Hunter Biden prosecutor paused investigation before election: report
The top federal prosecutor in Delaware decided to pause a criminal investigation of Hunter Biden months before the 2020 election to prevent the public from learning about it, according to a report.
US Attorney David Weiss, appointed by former President Donald Trump, decided not to seek search warrants or issue grand jury subpoenas so as not to “alert the public to the existence of the case in the middle of a presidential election,” Politico reports.
The prosecutor’s office reportedly was torn over whether to continue its probe or pause it due to the election, and Weiss, who remains in his job leading the case, sided with those who wanted to wait.
“To his credit, he listened,” an unnamed source told the publication.
The Justice Department’s role in the case has faced criticism from Trump allies, who note that a Delaware computer repairman gave the FBI a laptop formerly belonging to Hunter Biden in December 2019, according to records first reported by The Post.
In the final months of the 2020 presidential race, The Post revealed a trove of emails from Hunter Biden’s laptop that appeared to link his then-candidate father to his foreign business ventures in China and with Ukrainian energy company Burisma.
The emails revealed that the younger Biden introduced a top Burisma executive to his father, then vice president, less than a year before the elder Biden admittedly pressured Ukrainian officials into firing a prosecutor who was investigating the company.
The water-damaged MacBook Pro — which bore a sticker from the Beau Biden Foundation — was dropped off for repair at a Delaware computer shop in April 2019, but the individual who dropped it off never returned to pick it up.
It was seized by the FBI in December of that year.
In addition to his Ukrainian connections, other emails on the computer showed Hunter discussing potential business deals with China’s largest private energy company.
One deal seemed to draw considerable attention from the younger Biden, who called it “interesting for me and my family.”
Senate Republicans revealed the findings of their investigation into Hunter Biden’s overseas business dealings in September. They said the Obama administration ignored “glaring warning signs” when the then-vice president’s son joined the board of Burisma when he had no energy experience.
Hunter Biden’s position with the reportedly corrupt energy company — which paid him “as much as $50,000 per month” — “created an immediate potential conflict of interest” because his father was involved in US policy toward Ukraine, the report stated.

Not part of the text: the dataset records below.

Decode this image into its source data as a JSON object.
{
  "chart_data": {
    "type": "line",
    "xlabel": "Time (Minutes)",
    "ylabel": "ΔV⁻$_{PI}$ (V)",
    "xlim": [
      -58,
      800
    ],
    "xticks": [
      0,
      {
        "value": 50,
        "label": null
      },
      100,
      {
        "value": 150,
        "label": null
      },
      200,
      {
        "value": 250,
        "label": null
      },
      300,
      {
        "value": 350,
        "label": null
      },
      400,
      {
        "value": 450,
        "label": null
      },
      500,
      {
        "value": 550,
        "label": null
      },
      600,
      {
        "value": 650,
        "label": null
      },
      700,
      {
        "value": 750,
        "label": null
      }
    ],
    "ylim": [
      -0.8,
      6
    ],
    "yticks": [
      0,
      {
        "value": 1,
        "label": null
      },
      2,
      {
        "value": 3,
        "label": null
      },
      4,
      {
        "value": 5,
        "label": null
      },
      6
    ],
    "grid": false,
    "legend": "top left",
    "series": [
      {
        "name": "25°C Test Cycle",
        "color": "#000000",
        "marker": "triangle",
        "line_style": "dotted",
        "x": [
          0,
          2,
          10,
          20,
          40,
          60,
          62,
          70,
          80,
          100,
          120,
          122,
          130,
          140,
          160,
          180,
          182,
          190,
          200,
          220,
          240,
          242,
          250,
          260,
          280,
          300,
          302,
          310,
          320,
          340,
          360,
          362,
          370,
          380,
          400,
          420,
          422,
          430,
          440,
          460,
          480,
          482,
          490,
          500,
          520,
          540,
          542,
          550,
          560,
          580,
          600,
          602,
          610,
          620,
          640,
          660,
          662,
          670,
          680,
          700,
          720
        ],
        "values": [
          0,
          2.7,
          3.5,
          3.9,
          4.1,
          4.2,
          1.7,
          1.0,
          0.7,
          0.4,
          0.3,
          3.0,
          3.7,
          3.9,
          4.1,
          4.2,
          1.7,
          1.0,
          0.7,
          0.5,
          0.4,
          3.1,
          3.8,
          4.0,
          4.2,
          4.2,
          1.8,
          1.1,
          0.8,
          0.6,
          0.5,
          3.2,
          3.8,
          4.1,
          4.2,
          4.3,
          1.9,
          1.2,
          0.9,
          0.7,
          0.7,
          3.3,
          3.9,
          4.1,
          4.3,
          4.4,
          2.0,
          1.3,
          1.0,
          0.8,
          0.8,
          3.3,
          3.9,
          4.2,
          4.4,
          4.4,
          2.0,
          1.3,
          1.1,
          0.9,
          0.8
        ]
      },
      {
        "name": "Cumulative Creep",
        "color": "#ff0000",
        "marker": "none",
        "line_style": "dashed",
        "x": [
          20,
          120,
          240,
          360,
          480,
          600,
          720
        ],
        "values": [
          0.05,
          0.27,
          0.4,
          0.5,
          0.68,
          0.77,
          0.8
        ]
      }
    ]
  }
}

Both President Biden and his son have continued to deny any wrongdoing.
Immediately following the release of The Post’s exposé, Twitter locked The Post’s account and demanded the outlet delete six tweets that linked to the stories based on files from the abandoned laptop in order to regain account access.
Twitter finally caved and unlocked the account after a two-week stalemate in the waning days of the election, without The Post deleting any of the tweets in question.
During that time, The Post gained about 190,000 Twitter followers.
At a Senate hearing weeks after The Post’s return to the site, Twitter CEO Jack Dorsey conceded that the company made “a mistake” in its actions.
“We recognize it as a mistake that we made, both in terms of the intention of the policy and also the enforcement action of not allowing people to share it publicly or privately,” said Dorsey, responding to a question from Sen. John Cornyn (R-Texas) about the forced media blackout.
In the wake of The Post’s reporting, Biden’s campaign and other Democrats tried to claim the documents were “Russian disinformation.”
The younger Biden’s former business partner, however, came forward to corroborate the information and offer additional documentation that bolstered the story.
After his father was elected, Hunter Biden confirmed in December that he’s under federal investigation. He said the authorities are looking at potential tax crimes.
He also revealed that the laptop could “certainly” belong to him, saying in an April sitdown with CBS’s “Sunday Morning,” that he could not say for sure because he was addicted to crack at the time.
“I really don’t know what the answer is, that’s the truthful answer,” he told the network before adding, “I have no idea.”
But asked whether it could have belonged to him, he replied, “Certainly.”
“Certainly, there could be a laptop out there that was stolen from me. It could be that I was hacked, it could be that it was Russian intelligence. It could be that it was stolen from me,” he continued.
The Justice Department has come under fire for its handling of other election-year cases.
In 2016, Republicans were outraged when the FBI decided not to pursue charges against Democratic candidate Hillary Clinton for mishandling classified information on a private home server.
But Democrats cried foul when then-FBI Director James Comey reopened that case just before the election.